Den Sitz des schaudrichten Vergnügens, den Licht- und Schatten-reichen Wald, Der Kühlung, eines heilgen Schreckens, und schneller Vögel Aufenthalt, Wünsch' ich, aus einem neuen Trieb', in ihm, auf Gottes Werk zu achten, Um ihn noch einmal zu besingen, noch einmal, fröhlich, zu betrachten.

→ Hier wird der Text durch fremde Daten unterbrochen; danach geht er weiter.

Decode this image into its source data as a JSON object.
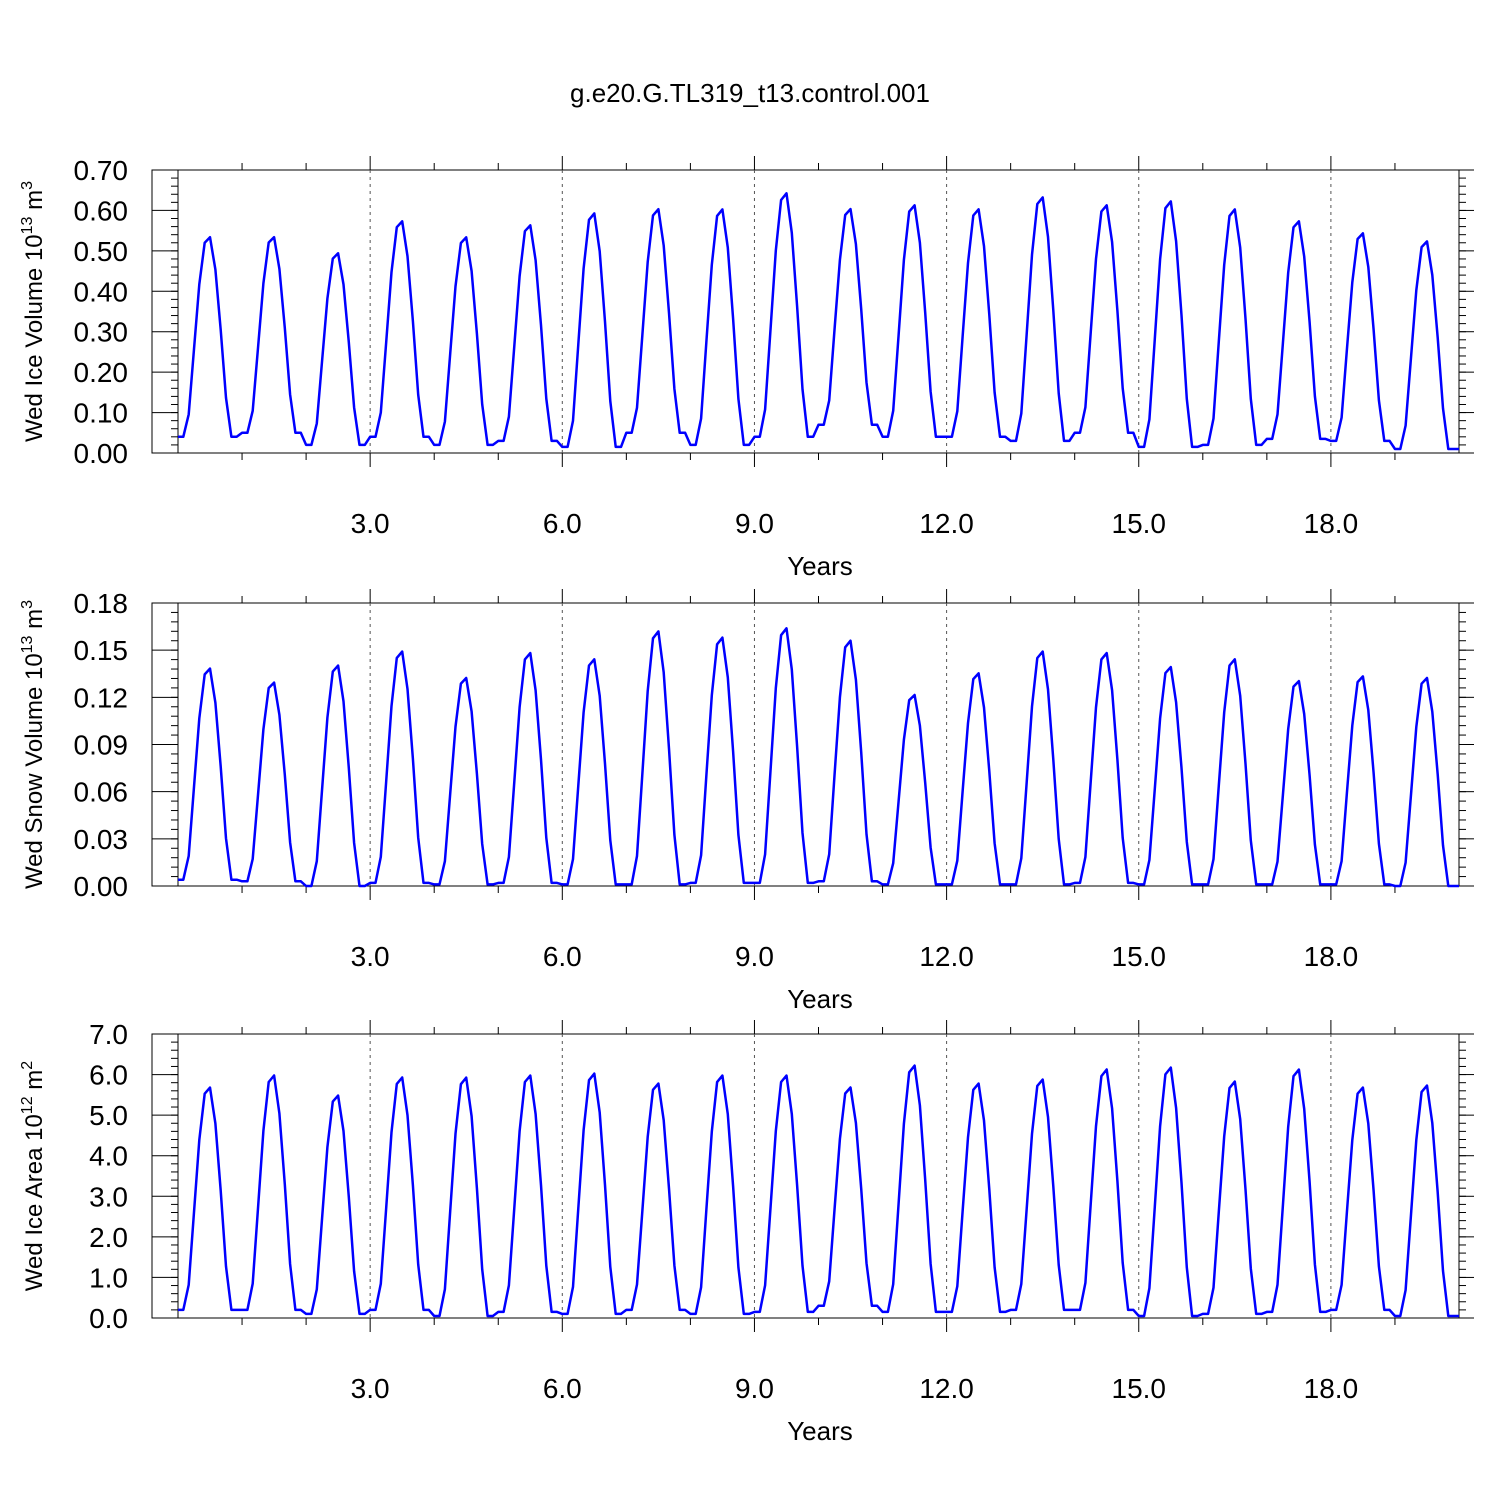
{
  "title": "g.e20.G.TL319_t13.control.001",
  "chart_data": [
    {
      "type": "line",
      "ylabel": "Wed Ice Volume 10",
      "ylabel_exp": "13",
      "ylabel_unit": " m",
      "ylabel_unit_exp": "3",
      "xlabel": "Years",
      "ylim": [
        0,
        0.7
      ],
      "yticks": [
        0,
        0.1,
        0.2,
        0.3,
        0.4,
        0.5,
        0.6,
        0.7
      ],
      "ytick_labels": [
        "0.00",
        "0.10",
        "0.20",
        "0.30",
        "0.40",
        "0.50",
        "0.60",
        "0.70"
      ],
      "peaks": [
        0.54,
        0.54,
        0.5,
        0.58,
        0.54,
        0.57,
        0.6,
        0.61,
        0.61,
        0.65,
        0.61,
        0.62,
        0.61,
        0.64,
        0.62,
        0.63,
        0.61,
        0.58,
        0.55,
        0.53
      ],
      "troughs": [
        0.04,
        0.05,
        0.02,
        0.04,
        0.02,
        0.03,
        0.015,
        0.05,
        0.02,
        0.04,
        0.07,
        0.04,
        0.04,
        0.03,
        0.05,
        0.015,
        0.02,
        0.035,
        0.03,
        0.01
      ],
      "grid": "vertical dashed at x-ticks",
      "color": "#0000ff"
    },
    {
      "type": "line",
      "ylabel": "Wed Snow Volume 10",
      "ylabel_exp": "13",
      "ylabel_unit": " m",
      "ylabel_unit_exp": "3",
      "xlabel": "Years",
      "ylim": [
        0,
        0.18
      ],
      "yticks": [
        0,
        0.03,
        0.06,
        0.09,
        0.12,
        0.15,
        0.18
      ],
      "ytick_labels": [
        "0.00",
        "0.03",
        "0.06",
        "0.09",
        "0.12",
        "0.15",
        "0.18"
      ],
      "peaks": [
        0.14,
        0.131,
        0.142,
        0.151,
        0.134,
        0.15,
        0.146,
        0.164,
        0.16,
        0.166,
        0.158,
        0.123,
        0.137,
        0.151,
        0.15,
        0.141,
        0.146,
        0.132,
        0.135,
        0.134
      ],
      "troughs": [
        0.004,
        0.003,
        0.0,
        0.002,
        0.001,
        0.002,
        0.001,
        0.001,
        0.002,
        0.002,
        0.003,
        0.001,
        0.001,
        0.001,
        0.002,
        0.001,
        0.001,
        0.001,
        0.001,
        0.0
      ],
      "grid": "vertical dashed at x-ticks",
      "color": "#0000ff"
    },
    {
      "type": "line",
      "ylabel": "Wed Ice Area 10",
      "ylabel_exp": "12",
      "ylabel_unit": " m",
      "ylabel_unit_exp": "2",
      "xlabel": "Years",
      "ylim": [
        0,
        7
      ],
      "yticks": [
        0,
        1,
        2,
        3,
        4,
        5,
        6,
        7
      ],
      "ytick_labels": [
        "0.0",
        "1.0",
        "2.0",
        "3.0",
        "4.0",
        "5.0",
        "6.0",
        "7.0"
      ],
      "peaks": [
        5.75,
        6.05,
        5.55,
        6.0,
        6.0,
        6.05,
        6.1,
        5.85,
        6.05,
        6.05,
        5.75,
        6.3,
        5.85,
        5.95,
        6.2,
        6.25,
        5.9,
        6.2,
        5.75,
        5.8
      ],
      "troughs": [
        0.2,
        0.2,
        0.1,
        0.2,
        0.05,
        0.15,
        0.1,
        0.2,
        0.1,
        0.15,
        0.3,
        0.15,
        0.15,
        0.2,
        0.2,
        0.05,
        0.1,
        0.15,
        0.2,
        0.05
      ],
      "grid": "vertical dashed at x-ticks",
      "color": "#0000ff"
    }
  ],
  "x_axis": {
    "xlim": [
      0,
      20
    ],
    "ticks": [
      3,
      6,
      9,
      12,
      15,
      18
    ],
    "tick_labels": [
      "3.0",
      "6.0",
      "9.0",
      "12.0",
      "15.0",
      "18.0"
    ]
  }
}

Erhabne prächtige Gebäude, die ihr, von der Natur Hand selber, So künstlich, ohne Kunst, formiert! Jhr schön gebogenen Gewölber, Ohn alles Zuthun eines Menschen, vom Schöpfer, in die Luft geführt! Du holdes Schirm-Dach für die Hitze! wie ist dein Wohnplatz, wenn es schwühl, Dem ganzen Körper so gefällig, dein grüner Schatten doch so kühl!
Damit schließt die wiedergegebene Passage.